17. The method of Claim 15 or 16 wherein the plant or plant cell is or is selected from the list consisting of Rosa spp, Petunia spp, Vitis spp, Dianthus spp, Chrysanthemum spp, Cyclamen spp, Iris spp, Pelargonium spp, Liparieae, Geranium spp, Saintpaulia spp, Plumbago spp and gerbera.

18. The method of Claim 29 wherein the plant or plant cell is a rose, gerbera, carnation or chrysanthemum.

19. The method of any one of Claims 12 to 18 further comprising modulating levels of a protein selected from PH5, F3'5'H, F3Η, DFR, MT and an ion transporter, for the purposes of altering flower color and other infloresence and/or taste or flavor of fruit including berries and other reproductive material.

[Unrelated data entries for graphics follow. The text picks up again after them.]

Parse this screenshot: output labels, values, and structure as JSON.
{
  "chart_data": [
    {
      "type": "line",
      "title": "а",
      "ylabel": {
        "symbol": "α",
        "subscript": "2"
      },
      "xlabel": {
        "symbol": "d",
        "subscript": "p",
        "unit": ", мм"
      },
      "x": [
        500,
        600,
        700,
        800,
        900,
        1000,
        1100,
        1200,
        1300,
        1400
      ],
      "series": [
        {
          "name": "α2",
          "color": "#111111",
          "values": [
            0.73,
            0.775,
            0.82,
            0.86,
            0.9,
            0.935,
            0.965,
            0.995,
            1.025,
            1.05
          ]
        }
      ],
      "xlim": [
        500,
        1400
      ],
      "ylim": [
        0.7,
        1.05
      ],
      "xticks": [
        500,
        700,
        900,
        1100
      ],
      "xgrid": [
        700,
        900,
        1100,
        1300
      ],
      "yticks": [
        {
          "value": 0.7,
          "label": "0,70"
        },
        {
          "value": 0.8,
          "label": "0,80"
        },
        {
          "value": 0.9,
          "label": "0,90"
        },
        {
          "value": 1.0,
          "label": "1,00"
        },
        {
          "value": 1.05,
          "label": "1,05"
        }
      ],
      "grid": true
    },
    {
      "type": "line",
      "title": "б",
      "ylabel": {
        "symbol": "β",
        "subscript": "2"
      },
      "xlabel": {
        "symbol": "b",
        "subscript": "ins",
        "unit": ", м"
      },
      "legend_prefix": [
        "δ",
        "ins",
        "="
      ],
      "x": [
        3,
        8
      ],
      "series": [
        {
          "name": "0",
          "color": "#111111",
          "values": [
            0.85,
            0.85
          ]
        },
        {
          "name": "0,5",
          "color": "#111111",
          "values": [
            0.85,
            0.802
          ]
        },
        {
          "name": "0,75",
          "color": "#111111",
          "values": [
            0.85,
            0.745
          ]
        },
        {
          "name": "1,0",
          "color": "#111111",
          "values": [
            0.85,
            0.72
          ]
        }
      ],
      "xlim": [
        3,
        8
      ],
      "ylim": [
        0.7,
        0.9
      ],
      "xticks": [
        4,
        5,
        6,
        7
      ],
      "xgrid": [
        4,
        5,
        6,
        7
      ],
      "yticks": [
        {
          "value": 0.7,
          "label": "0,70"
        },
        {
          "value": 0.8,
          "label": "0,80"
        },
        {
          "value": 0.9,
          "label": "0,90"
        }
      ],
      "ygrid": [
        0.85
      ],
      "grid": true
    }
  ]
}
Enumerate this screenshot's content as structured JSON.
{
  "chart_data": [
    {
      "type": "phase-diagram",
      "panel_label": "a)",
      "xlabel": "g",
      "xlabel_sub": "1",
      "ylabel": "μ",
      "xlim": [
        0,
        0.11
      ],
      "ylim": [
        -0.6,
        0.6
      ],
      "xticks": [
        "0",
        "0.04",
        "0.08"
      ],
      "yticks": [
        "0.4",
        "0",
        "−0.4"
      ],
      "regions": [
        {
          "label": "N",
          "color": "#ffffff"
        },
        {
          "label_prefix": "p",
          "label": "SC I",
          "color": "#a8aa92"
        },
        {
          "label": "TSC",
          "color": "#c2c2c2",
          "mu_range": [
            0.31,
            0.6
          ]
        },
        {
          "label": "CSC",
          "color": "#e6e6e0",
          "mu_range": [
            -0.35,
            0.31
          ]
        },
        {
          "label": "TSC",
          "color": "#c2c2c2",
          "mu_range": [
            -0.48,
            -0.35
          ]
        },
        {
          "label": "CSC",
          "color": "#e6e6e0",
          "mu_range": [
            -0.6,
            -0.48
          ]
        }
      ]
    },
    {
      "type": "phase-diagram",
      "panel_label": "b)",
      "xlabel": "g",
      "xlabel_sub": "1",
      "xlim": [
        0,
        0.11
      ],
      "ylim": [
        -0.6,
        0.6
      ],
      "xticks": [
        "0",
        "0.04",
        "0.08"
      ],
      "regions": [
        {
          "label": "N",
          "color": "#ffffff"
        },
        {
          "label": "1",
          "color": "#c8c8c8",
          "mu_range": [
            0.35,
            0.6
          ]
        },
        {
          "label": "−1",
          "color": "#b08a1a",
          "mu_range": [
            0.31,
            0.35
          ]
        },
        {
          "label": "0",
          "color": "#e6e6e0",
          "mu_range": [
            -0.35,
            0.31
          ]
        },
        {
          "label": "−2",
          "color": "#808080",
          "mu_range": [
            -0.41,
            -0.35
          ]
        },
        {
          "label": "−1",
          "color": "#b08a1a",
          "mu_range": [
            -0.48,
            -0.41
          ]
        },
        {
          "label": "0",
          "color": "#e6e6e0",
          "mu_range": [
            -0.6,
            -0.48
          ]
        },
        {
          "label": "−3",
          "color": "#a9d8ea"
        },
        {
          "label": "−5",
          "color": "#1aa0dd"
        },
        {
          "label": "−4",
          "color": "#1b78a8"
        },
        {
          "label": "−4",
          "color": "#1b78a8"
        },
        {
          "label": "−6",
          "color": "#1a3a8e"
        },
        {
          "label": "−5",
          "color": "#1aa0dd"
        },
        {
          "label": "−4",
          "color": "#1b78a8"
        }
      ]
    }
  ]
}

20. The method of any one of Claims 12 to 19 wherein the resulting plant exhibits altered infloresence or other characteristic.

21. The method of Claim 20 wherein the altered inflorescence is a blue color.

22. The method of Claim 20 wherein the altered inflorescence is a red color.

23. The method of Claim 20 wherein the altered characteritisc is taste or flavor in fruit or other reproductive berries.

24. An isolated cell, plant or part of a genetically modified plant or progeny thereof which cell, plant or part comprises a reduced or elevated PHl or PHl homolog as defined in any one of Claims 1 to 5 wherein the pH in a vacuole of the cell or cells of the plant or plant parts is altered relative to a non-genetically modified plant.

25. The plant part of Claim 24 selected from the listing consisting of a flower, fruit, vegetable, nut, root, stem, leaf and seed.

26. Use of a nucleic acid molecule as defined in any one of Claims 1 to 5 which in the manufacture of a plant with an altered pH compared to the pH in a non-manufactured plant of the same species.

27. Use of Claim 26 wherein the pH is elevated.

28. Use of Claim 26 wherein the pH is reduced.

29. Use of any one of Claims 26 to 28 in combination with the use of a nucleic acid molecule encoding a F3'5'H, F3Η, DFR, MT, PH5 and/or an ion transporter gene or protein for the purposes of altering flower color and other infloresence and/or taste or flavor of fruit including berries and other reproductive material.